Could History Repeat Itself?
In 2005-2007 we saw a very similar pattern with the housing market, where the numbers looked good until they didn’t. It lived up to the theory of what goes up, must come down. Because ultimately the home values crashed in their entirety, with devastating consequences. Like a domino effect, once the housing market crashed, the global economy took a giant hit as well. The damage was so severe, it took us into the greatest economical hardship since the great depression. So with reason, many are worried the same scenario will occur again.
What Do the Experts Say?
As hard as it is to not expect the same result, there are some reasons why experts do not presume this is happening. For one, the foundations of our current housing market are built far more stable compared to the market we were in 15 years ago. Secondly, the supply of homes for sale has fallen to all-time lows, and borrowers are more creditworthy than ever. Thirdly, There were systems set in place between banks and the government specifically meant to prevent such a crash from ever happening again. However, we are breaking up the specifics for you down below.

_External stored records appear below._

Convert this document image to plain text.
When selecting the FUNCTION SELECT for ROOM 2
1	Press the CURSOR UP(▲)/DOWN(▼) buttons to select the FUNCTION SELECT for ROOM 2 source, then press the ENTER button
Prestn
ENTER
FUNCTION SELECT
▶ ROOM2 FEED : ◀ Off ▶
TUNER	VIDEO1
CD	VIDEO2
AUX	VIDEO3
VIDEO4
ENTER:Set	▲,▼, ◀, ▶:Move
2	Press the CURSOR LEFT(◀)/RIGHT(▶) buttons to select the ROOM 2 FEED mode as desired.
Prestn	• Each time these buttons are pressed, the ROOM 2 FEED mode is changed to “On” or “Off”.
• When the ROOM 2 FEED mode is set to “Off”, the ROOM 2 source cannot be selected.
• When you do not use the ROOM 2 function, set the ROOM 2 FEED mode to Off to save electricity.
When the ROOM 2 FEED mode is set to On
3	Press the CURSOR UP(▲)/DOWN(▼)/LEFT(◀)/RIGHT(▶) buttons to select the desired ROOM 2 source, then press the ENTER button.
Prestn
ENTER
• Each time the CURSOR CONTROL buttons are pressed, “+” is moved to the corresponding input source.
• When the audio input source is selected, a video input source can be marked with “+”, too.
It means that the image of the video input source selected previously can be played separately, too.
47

- Inventories are at record lows: The National Association of Realtors® says there was just a 2.1-month supply of homes for sale, up marginally from February’s 2.0-month supply.

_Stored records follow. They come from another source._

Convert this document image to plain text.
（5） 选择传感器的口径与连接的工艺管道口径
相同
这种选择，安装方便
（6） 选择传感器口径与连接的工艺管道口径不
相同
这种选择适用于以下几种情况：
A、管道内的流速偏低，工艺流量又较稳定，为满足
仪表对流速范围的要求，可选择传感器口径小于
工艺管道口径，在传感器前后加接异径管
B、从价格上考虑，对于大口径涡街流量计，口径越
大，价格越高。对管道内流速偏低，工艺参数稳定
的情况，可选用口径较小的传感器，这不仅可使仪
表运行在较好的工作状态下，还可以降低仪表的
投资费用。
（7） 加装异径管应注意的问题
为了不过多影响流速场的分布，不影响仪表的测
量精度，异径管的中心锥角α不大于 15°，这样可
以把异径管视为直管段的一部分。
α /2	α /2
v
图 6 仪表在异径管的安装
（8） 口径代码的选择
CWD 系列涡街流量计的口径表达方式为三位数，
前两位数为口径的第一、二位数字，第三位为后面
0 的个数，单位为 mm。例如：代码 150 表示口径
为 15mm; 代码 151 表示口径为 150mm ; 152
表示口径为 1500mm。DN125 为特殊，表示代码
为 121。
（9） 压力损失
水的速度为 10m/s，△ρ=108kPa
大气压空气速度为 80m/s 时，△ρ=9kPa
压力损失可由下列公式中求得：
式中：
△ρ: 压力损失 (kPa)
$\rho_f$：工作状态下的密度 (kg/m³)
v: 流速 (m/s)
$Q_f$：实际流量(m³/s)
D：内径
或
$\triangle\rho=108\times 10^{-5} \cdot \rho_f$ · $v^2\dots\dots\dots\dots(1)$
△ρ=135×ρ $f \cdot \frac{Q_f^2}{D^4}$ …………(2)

- Builders aren’t able to meet demand: The reason is, homebuilders are not able to build fast enough. Most of them slowed down after the 2007 market crash As a result, it has been almost impossible for them to buy land and win regulatory approvals to meet demand.
- Lending standards remain strict: Borrowers that didn’t need to document income were common in the last market crash. This was known as “liar loans” referring to when lenders offer mortgages to almost anyone. They used to not consider some of the things that are crucial in buying a home such as credit history or down payment size. Today, lenders impose strict standards on borrowers to avoid a potential market crash.
- Muted Foreclosure activity: Soon after the 2007 market crash, millions of foreclosures were executed. Thankfully, now most homeowners have an affluent home equity cushion. Additionally, due to the pandemic, lenders haven’t been filing foreclosure notices, bringing them lower than ever.
- Low Mortgage Rates, High Buyer Volume: Mortgage rates officially hit an all-time low in January. Although they have risen a bit since then, they are still drastically low compared to previous years. This helps build a strong demand for homes. In addition, the pandemic helped many current homeowners realize they needed to downsize, move locations or find a bigger place. Not to mention, Millennials have officially reached their prime buying years.